The basic algorithm is take the largest denomination, divide the pot by it, throw away the remainder, and that's your chip count for that denom. The subtract the chip count * denom from the pot. Then repeat with the next-highest denom, until finished.
As for the Result[7,5] thing, it could be easily implemented in Javascript as follows:
var denoms = [1, 5, 10, 25, 100, 500, 1000, 5000, 10000];
var getResult = function(indices, pot) {
var total = pot;
for (var i = 0; i < indices.length; i++) {
var index = indices[i];
var denom = denoms[index];
var chipCount = Math.floor(total / denom);
total -= chipCount * denom;
console.log(chipCount + "x $" + denom + " chips");
}
};
// test run
getResult([7,5], 17500);
// output
// 3x $5000 chips
// 5x $500 chips
I chose Javascript because you can just open the developer console on whatever browser you are running to read this and copy and paste the code in to test it. :)

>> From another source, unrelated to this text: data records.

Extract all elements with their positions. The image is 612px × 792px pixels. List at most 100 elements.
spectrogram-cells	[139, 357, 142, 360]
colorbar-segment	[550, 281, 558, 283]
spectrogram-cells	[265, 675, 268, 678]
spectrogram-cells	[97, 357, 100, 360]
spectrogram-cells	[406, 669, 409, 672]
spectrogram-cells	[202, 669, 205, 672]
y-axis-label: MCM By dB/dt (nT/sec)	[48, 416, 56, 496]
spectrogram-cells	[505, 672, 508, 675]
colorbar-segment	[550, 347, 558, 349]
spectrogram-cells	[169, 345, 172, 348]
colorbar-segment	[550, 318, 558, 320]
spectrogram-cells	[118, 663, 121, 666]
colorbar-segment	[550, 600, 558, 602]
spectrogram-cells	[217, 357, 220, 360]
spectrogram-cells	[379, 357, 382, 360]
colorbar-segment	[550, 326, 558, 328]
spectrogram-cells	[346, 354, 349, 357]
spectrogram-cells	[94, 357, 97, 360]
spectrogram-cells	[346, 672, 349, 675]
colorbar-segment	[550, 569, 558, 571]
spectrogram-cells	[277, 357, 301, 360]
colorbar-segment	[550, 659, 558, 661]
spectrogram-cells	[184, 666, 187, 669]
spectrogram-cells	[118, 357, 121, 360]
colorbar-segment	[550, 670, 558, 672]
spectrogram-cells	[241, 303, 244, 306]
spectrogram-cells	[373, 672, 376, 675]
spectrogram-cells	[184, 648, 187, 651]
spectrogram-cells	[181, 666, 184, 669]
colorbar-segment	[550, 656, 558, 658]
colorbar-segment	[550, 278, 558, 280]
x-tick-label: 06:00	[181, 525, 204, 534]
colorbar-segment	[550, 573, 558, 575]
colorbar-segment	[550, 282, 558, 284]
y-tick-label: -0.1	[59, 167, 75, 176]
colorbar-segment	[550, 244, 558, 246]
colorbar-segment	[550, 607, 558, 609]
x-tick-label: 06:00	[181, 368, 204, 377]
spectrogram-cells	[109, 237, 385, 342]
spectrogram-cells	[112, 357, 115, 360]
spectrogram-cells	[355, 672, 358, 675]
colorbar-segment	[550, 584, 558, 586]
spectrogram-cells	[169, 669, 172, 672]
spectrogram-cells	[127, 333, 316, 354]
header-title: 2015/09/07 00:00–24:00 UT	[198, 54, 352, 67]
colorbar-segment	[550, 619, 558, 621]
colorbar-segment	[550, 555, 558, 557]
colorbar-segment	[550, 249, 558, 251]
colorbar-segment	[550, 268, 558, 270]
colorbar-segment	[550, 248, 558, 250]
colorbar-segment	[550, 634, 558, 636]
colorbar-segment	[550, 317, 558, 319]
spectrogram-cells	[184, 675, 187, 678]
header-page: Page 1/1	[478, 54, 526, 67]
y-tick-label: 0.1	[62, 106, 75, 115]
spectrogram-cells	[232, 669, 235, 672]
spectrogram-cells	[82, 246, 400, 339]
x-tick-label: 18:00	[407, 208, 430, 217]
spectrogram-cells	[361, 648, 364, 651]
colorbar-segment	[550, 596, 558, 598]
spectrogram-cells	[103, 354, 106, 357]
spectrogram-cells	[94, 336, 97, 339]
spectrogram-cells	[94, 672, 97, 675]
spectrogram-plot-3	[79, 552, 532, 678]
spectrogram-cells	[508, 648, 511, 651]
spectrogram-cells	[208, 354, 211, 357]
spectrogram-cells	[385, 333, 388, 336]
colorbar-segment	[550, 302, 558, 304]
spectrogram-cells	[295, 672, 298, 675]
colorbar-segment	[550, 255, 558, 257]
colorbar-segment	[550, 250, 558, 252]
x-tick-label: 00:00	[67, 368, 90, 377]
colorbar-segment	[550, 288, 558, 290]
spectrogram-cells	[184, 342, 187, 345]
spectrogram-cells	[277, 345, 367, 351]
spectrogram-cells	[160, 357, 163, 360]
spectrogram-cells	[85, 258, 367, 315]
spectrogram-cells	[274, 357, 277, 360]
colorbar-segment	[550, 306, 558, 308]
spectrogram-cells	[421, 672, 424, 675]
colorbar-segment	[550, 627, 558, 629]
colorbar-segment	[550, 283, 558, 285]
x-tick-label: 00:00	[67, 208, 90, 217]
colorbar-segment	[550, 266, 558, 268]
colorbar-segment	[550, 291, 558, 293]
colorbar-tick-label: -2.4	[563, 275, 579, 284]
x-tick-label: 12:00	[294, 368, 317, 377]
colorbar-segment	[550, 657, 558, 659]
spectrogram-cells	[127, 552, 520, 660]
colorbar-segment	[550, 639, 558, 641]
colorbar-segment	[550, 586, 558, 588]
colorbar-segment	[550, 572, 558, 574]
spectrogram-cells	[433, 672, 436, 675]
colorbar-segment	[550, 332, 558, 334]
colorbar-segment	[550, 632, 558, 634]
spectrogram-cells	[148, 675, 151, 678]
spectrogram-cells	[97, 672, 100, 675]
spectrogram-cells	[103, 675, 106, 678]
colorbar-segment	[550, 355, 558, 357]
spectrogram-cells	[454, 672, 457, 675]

Minimum chips is similar, because you just loop through each denomination, starting with the largest and do the same thing:
var getMinChips = function(pot) {
var total = pot;
// denoms assumed sorted in ascending order
for (var i = denoms.length - 1; i >= 0; i--) { // loop backwards through array
var denom = denoms[i];
var chipCount = Math.floor(total / denom);
if (chipCount > 0) {
total -= chipCount * denom;
console.log(chipCount + "x $" + denom + " chips");
}
}
};
// test
getMinChips(17500);
// output
// 1x $10000 chips
// 1x $5000 chips
// 2x $1000 chips
// 1x $500 chips
If you wanted to do something even more useful, you could also incorporate pot splits (where more than one player had the highest hand) by taking the denom and multiplying it by the number of players before dividing the pot by it. If you have a left-over chip after the lowest denomination, it's typically "thrown away" (by being left in the pot for the next hand).